Etwa zwei Stunden verbringen wir damit jedes Element aufzurufen, was mir schließlich auch gelingt. Mit dem Feuer habe ich die meisten Probleme, da es viel Magie erfordert. Valeria ist ganz nett und freut sich aufrichtig über meine kleinen Fortschrotte, die ich mache. Sie gibt mir Tipps, wie ich besser meine Magie lenken kann. Irgendwann entlässt sie mich und ich beschließe durch das Schloss zu schlendern. Alles ist üppig mit Gold verziert und ich frage mich, wie viel das Schloss wert ist. Nach unzähligen Gängen, in denen Bedienstete umher huschen und ihrer Arbeit nachgehen, finde ich schließlich eine Tür, die in den großen Schlossgarten führt. Pflanzen mochte ich schon immer. Neugierig erkunde ich den Garten und betrachte die vielen verschiedenen Blumen. Dem Volk ist es nicht gestattet den Garten zu betreten, nur einige Adlige machen gerade einen Spaziergang.

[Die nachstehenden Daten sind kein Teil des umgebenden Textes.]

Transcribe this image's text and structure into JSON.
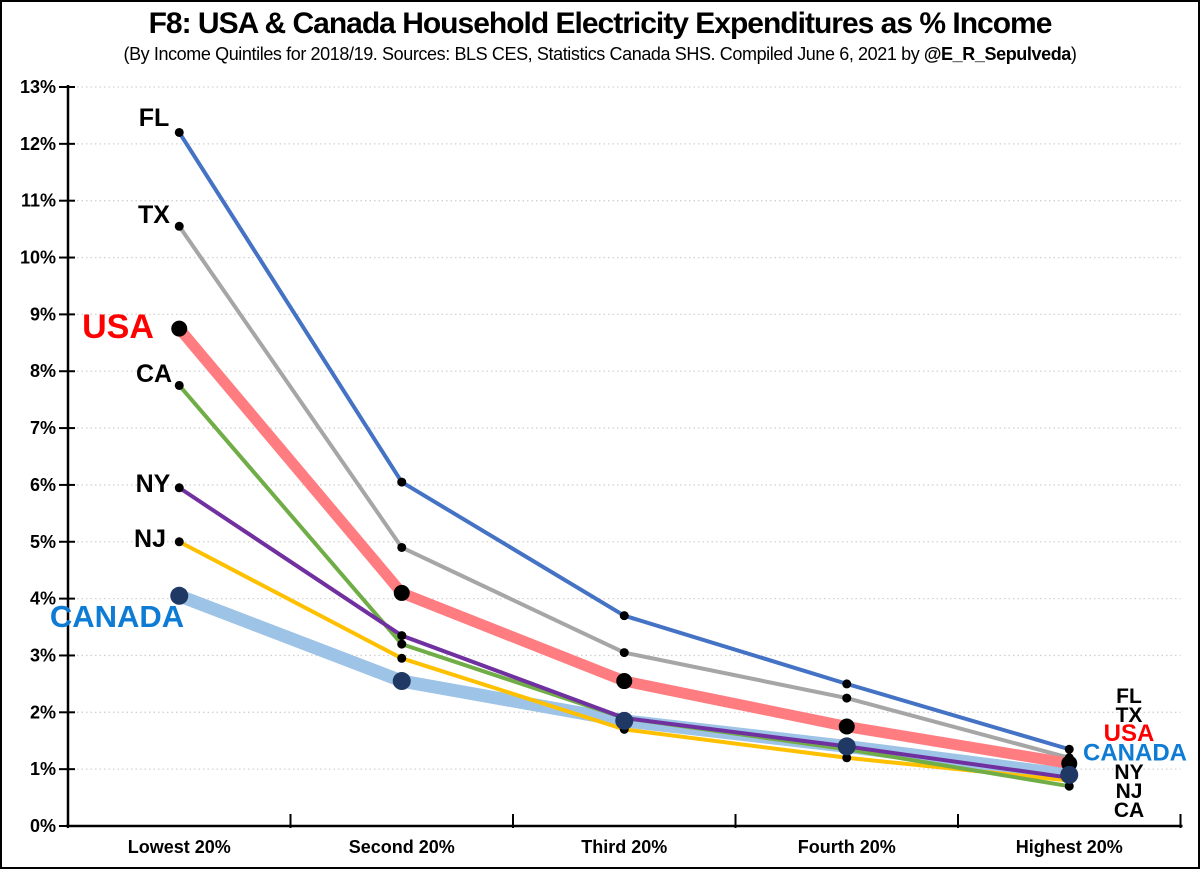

Nachdem ich einen Brunnen begutachtet habe, höre ich metallische Geräusche. Hört sich an wie Schwerter. Ich folge den Geräuschen und entdecke schließlich Julian und Malek, die gegeneinander kämpfen. Beide haben ihre Tuniken aufgeknöpft, da ihnen offensichtlich warm ist.

Malek bemerkt mich zuerst und führt kurzerhand einen Hieb aus, der Julian das Schwert aus der Hand fegt. Malek steckt sein Schwert ins Gras und verbeugt sich.

»Göttliche«, sagt er. Der offizielle Gruß, der mir Respekt entgegenbringen soll.

»Bitte mach das nicht«, erwidere ich und Malek richtet sich wieder auf.

»Wenn du wünschst ...«

Die königliche Familie muss mir diesen Gruß nicht entgegenbringen. Zum Glück. Ich fühle mich unwohl dabei.